I got a really wonderful antique quilt at an auction, wonderful stitchery and pattern, and probably made in the 1920s out of flour sacks, but I love the colors and patterns on it and I use it for my summer spread as it is quite thin (made that way) and I imagine it was someone’s “wedding quilt” with the care that was given to it. It is actually quite valuable, probably worth in the neighborhood of $1500 (I got it for a song!) and I thought about selling it but then I thought, “No, I like it and I’m going to keep something beautiful for MYSELF” and I did.
I don’t know who made it or when or exactly for whom or why, but I do know that the woman who made it loved beauty and she was probably very poor, but she sewed the quilt with the best of her stitches out of love for beauty and order. The quilt my egg donor gave me has no “beauty” for me even though it is “quality” work, but the older one does. Plus, I am not reminded about the ugliness of the egg donor’s feelings for me every time I see that quilt she gave me. The person I gave it to likes quilts and always liked that quilt so I hope that she enjoys it, it no longer brought me pleasure.
EB,
LOVE your humor link. Amazes me that somehow I did SOME things right. After my spath, I avoided sad movies/tv shows. I didn’t need to feel any more heartache. I did grab all the feel good, funnies, and happy joke stuff.

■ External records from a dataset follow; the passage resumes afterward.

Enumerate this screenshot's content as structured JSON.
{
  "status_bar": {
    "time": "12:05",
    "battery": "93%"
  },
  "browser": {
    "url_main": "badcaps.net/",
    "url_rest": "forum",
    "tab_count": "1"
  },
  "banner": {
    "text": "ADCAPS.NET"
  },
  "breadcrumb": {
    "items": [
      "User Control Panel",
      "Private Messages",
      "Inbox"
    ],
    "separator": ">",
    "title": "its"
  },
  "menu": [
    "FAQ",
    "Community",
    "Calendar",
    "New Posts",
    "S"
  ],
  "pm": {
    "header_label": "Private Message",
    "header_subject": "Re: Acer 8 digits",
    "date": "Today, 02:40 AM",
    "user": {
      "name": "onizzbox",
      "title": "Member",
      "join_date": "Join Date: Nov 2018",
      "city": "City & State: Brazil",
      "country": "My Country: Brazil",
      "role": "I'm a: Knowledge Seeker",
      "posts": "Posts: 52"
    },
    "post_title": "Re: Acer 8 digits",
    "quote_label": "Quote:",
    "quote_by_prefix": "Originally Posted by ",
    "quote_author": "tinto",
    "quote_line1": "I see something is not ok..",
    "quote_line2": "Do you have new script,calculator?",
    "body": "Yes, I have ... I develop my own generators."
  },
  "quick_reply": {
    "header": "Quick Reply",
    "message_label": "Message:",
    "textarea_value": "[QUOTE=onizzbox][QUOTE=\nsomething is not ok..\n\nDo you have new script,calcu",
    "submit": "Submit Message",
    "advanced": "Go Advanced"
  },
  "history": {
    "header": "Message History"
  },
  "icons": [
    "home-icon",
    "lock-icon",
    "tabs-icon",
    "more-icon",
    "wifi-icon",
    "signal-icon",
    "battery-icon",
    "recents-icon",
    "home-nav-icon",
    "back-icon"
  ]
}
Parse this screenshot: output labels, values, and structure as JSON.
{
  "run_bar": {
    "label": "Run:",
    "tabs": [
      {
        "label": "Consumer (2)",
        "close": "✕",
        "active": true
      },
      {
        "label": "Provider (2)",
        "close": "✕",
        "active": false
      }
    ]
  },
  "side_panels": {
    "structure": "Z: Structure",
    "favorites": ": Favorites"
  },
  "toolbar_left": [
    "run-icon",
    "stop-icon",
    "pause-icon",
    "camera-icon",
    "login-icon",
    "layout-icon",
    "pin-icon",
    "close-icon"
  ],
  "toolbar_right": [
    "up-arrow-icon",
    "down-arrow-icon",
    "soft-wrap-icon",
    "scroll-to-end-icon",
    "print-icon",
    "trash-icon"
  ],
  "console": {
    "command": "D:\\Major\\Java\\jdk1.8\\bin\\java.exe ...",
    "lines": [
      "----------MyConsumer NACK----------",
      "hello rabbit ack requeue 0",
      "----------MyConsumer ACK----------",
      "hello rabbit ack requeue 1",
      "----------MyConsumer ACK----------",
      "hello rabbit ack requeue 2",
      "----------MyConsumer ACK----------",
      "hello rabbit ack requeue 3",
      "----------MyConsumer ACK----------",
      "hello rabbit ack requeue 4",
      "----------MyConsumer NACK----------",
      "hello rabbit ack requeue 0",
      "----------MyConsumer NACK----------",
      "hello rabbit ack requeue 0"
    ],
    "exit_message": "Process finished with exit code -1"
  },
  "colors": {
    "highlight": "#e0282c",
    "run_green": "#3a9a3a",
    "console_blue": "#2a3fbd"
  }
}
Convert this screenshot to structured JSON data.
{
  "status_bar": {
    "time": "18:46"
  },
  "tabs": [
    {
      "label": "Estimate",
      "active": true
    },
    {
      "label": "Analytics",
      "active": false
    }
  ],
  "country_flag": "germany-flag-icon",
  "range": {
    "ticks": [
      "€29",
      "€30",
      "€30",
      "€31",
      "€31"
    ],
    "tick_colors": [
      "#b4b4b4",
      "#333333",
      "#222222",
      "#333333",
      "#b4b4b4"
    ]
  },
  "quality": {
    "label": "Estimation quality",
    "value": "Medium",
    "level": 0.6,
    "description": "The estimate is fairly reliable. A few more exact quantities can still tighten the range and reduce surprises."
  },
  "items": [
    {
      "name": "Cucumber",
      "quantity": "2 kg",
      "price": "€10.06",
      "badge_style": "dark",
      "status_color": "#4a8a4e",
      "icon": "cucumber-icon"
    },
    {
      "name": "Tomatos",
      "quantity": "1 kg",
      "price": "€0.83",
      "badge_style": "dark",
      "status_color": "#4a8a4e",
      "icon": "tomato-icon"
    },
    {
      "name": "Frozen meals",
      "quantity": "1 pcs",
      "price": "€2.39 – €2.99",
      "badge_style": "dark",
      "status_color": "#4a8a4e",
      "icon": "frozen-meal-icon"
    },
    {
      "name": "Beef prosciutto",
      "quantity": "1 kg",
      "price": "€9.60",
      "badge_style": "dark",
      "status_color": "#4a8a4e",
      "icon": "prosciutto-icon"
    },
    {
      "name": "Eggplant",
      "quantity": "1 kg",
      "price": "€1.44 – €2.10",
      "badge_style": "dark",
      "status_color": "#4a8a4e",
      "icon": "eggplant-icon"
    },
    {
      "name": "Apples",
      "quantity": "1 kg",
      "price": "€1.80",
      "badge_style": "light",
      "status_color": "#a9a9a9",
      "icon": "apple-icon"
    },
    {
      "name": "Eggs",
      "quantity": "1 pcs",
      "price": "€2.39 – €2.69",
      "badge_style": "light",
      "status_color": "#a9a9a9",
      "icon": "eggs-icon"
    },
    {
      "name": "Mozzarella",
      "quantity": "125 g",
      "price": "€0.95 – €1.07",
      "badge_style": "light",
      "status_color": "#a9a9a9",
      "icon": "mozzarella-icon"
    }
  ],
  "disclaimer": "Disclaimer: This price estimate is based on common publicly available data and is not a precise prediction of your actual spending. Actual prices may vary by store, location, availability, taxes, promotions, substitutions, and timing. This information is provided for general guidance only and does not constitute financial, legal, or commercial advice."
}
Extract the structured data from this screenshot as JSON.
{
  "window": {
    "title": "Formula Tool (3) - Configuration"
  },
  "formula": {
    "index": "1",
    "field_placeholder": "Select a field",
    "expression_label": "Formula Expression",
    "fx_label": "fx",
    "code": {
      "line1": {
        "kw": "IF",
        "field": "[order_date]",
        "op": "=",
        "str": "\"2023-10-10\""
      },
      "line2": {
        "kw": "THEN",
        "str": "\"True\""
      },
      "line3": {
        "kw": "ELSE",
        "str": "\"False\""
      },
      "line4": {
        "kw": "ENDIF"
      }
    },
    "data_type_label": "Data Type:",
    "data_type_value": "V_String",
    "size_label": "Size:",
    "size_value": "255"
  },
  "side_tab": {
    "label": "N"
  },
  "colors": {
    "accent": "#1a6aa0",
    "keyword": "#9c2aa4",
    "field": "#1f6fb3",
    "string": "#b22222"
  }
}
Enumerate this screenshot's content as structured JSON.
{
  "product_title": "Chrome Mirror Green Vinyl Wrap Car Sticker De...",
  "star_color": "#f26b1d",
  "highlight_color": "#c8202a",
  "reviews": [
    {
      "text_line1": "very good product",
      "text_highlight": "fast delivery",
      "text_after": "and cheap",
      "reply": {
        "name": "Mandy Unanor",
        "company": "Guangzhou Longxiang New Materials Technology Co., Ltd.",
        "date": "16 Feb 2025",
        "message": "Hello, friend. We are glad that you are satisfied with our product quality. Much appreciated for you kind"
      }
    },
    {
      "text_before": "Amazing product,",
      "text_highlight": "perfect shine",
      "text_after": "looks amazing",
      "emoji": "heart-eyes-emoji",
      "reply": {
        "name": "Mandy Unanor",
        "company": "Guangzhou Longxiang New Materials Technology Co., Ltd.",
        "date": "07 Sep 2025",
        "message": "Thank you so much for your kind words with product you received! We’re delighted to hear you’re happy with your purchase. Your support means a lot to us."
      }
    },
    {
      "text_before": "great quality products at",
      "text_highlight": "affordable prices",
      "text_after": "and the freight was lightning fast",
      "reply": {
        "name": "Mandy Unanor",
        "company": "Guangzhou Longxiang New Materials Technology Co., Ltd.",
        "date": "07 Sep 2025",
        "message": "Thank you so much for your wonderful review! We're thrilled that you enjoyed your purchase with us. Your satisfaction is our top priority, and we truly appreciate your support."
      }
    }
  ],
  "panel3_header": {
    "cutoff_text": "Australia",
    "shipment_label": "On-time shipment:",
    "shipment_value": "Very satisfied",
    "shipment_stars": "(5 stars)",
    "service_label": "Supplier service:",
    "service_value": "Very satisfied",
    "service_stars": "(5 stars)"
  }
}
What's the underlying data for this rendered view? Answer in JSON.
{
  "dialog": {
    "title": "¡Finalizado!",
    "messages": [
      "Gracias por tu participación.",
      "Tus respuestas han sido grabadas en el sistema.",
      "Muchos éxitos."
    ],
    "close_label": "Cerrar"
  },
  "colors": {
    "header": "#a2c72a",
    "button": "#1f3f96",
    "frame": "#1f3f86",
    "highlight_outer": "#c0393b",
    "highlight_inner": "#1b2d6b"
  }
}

Last night I engaged in funnies, I love plays on words. Many are deleted (guess Hens found the delete button after all?) but that’s okay. I wrote TRUTH which was intended with a different msg… just for fun.
Obviously you know about British desserts (called puddings). I do too b/c I go to Britain 3-4 months a year. And they rarely serve with ice cream, they serve with custard (vanilla pudding) or with heavy cream. Just writing this for those who saw post and took it as a raunchy innuendo (which I did intend, I was being naughty.) But it was FUN laughing where NO ONE was the butt of the ridicule (now THAT is different than when I lived with my husband!!).
Best, Katy
To carry on all the fun from last night,{and it was FUN!} what about a knitted wiener warmer for winter? maybe
Kimmie could knit one for hens! O my!